Eutectoid diagram. Ferrite-cementite and ferrite-graphite.

Peritectic diagram. Congruent and incongruent fusion.

Lever rule.

Microstructures in slow cooling. Cast Iron. Acer.

Related activities

Exercise resolution.

Second partial test.


4. Thermal properties.


Heat capacity. Specific heat at constant pressure and constant volume.

Thermal expansion. Linear expansion coefficient.

Thermal conductivity. Fourier's law.

Thermal shock.

Solidification phases: nucleation and growth.

Steel cooling. Martensitic transformations. Return: martempering and austempering.

Temper and hardness. Jominy essay. Hardening by precipitation and bitterness. Annealing. Recrystallization temperature.

Crystallization of vitroceramics. Sintering.

Related activities

Exercise resolution.

Second partial test.

Laboratory practice.


5. Electrical properties. Semiconductors.


Electrical conductivity. Ohm's law. Resistance and resistivity. Variation with temperature and with the composition of an alloy.

Energy bands: valence and conduction. Fermi level.



Insulators. Dielectric permittivity.

Intrinsic and extrinsic semiconductors. Electrons and holes.

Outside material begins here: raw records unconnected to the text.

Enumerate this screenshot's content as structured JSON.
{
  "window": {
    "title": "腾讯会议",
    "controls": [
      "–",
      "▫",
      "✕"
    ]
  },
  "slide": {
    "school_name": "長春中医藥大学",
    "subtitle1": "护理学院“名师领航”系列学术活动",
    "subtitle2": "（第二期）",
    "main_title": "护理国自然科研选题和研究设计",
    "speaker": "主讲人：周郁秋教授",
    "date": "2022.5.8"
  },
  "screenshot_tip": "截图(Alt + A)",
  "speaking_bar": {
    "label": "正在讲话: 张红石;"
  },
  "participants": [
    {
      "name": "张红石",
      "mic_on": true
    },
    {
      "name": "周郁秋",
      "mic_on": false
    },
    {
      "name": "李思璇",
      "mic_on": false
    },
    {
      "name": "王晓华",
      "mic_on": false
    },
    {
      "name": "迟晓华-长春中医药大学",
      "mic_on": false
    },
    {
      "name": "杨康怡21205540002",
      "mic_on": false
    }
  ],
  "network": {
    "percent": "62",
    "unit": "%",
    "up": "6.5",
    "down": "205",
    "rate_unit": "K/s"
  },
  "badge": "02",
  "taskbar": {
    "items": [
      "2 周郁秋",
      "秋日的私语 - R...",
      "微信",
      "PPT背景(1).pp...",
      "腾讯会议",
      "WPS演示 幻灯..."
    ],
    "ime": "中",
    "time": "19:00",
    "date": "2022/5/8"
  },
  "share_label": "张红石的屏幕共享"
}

Doping pi n.

Semiconductor devices.

Related activities

Exercise resolution.

Second partial test.


Evaluation system

The final grade will be the weighted average of the grades of the assessable activities:

First partial test: 40%

Second partial test: 40%

Laboratory practices: 20%

Recovery exam: 80%

There will be a first partial test in the middle of the course, corresponding to topics 1 and 2, and a second partial test at the end of the course, corresponding to topics 3, 4 and 5.

For students who do not pass the assessment during the course, 20% of the internship grade will be maintained, and an overall retake exam will be held which will be worth 80% of the grade.

The resit exam may be used to pass the subject with a final grade of 5, but not to obtain a grade higher than 5.



William Callister. Introduction to Materials Science and Engineering. 1st editing Barcelona: Reverté, 2007. ISBN 9788429172539 - 9788429172546.

James Shackelford. Introduction to materials science for engineers. 6th editing Madrid: Pearson - Prentice Hall, 2008. ISBN 9788420544519.

William Smith, Javad Hashemi. Fundamentals of materials science and engineering. 4th editing Madrid: McGraw-Hill, 2006. ISBN 9701056388.


Francisco J. Gil. Materials in engineering. Problems solved. Barcelona: UPC, 2000. ISBN 9788483014110.

Jesus Cembrero Materials science and technology. Problems and questions Madrid: Pearson - Prentice Hall, 2005. ISBN 9788420542492.

Donald Askeland. Materials science and engineering. Madrid: Thomson - Paraninfo, 2001. ISBN 8497320166.

Pat Mangonon Materials science. Selection and design. Madrid: Pearson - Prentice Hall, 2002. ISBN 9789702600275.

Michael Ashby, David Jones. Materials for engineering. 1st editing Barcelona: Reverté, 2010. ISBN 9788429172553 -9788429172560.